PORTLAND, Maine - Maine's environment scored some significant victories in the first half of the 126th legislative session and took some tough losses as well, according to the group Maine Conservation Voters. For the 27th year the group has issued a scorecard grading each state representative and senator on seven key conservation measures.

Executive Director Maureen Drouin described the situation:

"So I definitely think from the last two years to this year there's been a change in terms of who's sitting in the legislature and I think that the House of Representatives especially, they've gotten a lot - they're much improved in terms of voting to protect our environment."

Over all, she said, the scores were a little lower than last year. 69 representatives and 13 senators received perfect scores, voting seven out of seven times for conservation. The average score was five out of seven. Among first-term representatives, 62 percent got perfect scores.

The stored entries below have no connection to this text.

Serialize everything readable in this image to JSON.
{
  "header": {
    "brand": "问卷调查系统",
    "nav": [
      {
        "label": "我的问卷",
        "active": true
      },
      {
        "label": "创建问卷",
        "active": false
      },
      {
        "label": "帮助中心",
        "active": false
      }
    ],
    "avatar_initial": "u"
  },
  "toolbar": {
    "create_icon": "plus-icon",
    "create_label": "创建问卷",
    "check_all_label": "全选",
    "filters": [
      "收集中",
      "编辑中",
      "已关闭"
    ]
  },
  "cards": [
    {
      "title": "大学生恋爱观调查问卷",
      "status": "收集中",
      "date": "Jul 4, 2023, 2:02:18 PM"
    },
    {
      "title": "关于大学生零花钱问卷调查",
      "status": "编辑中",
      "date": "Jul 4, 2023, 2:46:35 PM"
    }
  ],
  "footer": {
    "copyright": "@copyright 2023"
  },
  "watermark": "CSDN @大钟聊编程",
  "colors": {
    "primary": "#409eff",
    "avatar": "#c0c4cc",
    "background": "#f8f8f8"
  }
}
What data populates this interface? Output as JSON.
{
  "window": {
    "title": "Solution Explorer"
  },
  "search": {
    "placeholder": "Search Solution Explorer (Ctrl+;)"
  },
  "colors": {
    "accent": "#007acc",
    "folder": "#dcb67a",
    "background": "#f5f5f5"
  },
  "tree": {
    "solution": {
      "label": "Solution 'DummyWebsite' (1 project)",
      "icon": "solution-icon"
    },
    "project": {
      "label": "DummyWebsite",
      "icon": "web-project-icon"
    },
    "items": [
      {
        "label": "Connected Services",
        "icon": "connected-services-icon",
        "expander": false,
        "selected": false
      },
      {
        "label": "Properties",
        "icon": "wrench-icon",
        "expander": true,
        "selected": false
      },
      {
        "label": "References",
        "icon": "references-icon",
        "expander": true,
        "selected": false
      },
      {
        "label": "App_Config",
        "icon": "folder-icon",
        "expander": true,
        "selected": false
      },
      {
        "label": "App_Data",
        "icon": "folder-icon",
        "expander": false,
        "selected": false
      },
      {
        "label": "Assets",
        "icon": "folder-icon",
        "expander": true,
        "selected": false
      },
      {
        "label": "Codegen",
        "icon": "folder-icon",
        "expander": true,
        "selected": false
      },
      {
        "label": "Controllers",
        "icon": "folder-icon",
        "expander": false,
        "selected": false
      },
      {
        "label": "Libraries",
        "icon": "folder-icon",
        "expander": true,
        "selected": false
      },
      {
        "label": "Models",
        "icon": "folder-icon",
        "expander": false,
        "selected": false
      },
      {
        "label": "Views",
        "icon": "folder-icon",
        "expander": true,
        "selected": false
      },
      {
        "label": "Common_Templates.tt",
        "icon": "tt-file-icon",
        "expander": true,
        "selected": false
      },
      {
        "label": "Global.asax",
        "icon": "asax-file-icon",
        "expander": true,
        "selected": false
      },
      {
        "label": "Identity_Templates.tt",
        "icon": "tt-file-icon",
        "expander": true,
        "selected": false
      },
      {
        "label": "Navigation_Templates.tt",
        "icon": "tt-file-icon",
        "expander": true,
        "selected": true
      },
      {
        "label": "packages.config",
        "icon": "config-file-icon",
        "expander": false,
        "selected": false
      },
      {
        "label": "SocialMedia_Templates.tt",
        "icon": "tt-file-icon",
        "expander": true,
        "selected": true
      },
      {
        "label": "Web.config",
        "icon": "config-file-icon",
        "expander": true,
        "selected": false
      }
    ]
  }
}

Among failures, Drouin cited an effort to protect the state's water from open-pit sulfide mining and a measure that would have allowed the state to prepare for the effects of climate change, which the Governor vetoed. But there were signs of hope.

"You know in the 2011-2012 session where we had different legislative leadership and Governor (Paul) LePage first came into office, and there were a lot more aggressive attacks, we actually had more people scoring zero," she said. "And so this time around we actually didn't have any zeros."

Drouin said the legislative scorecard is, in a sense, interactive because when you read it online at MLCV.org, you can "click through" to civic action.

"You can enter in your address; it brings up your representative and your senator," she said. "You can click on their names and it tells you exactly how they voted and on which votes. You can also take action directly from the website to send a note of thanks or of disappointment."

Last year, the group issued Gov. LePage his own conservation report card, handing him a "D." He'll be graded again next summer.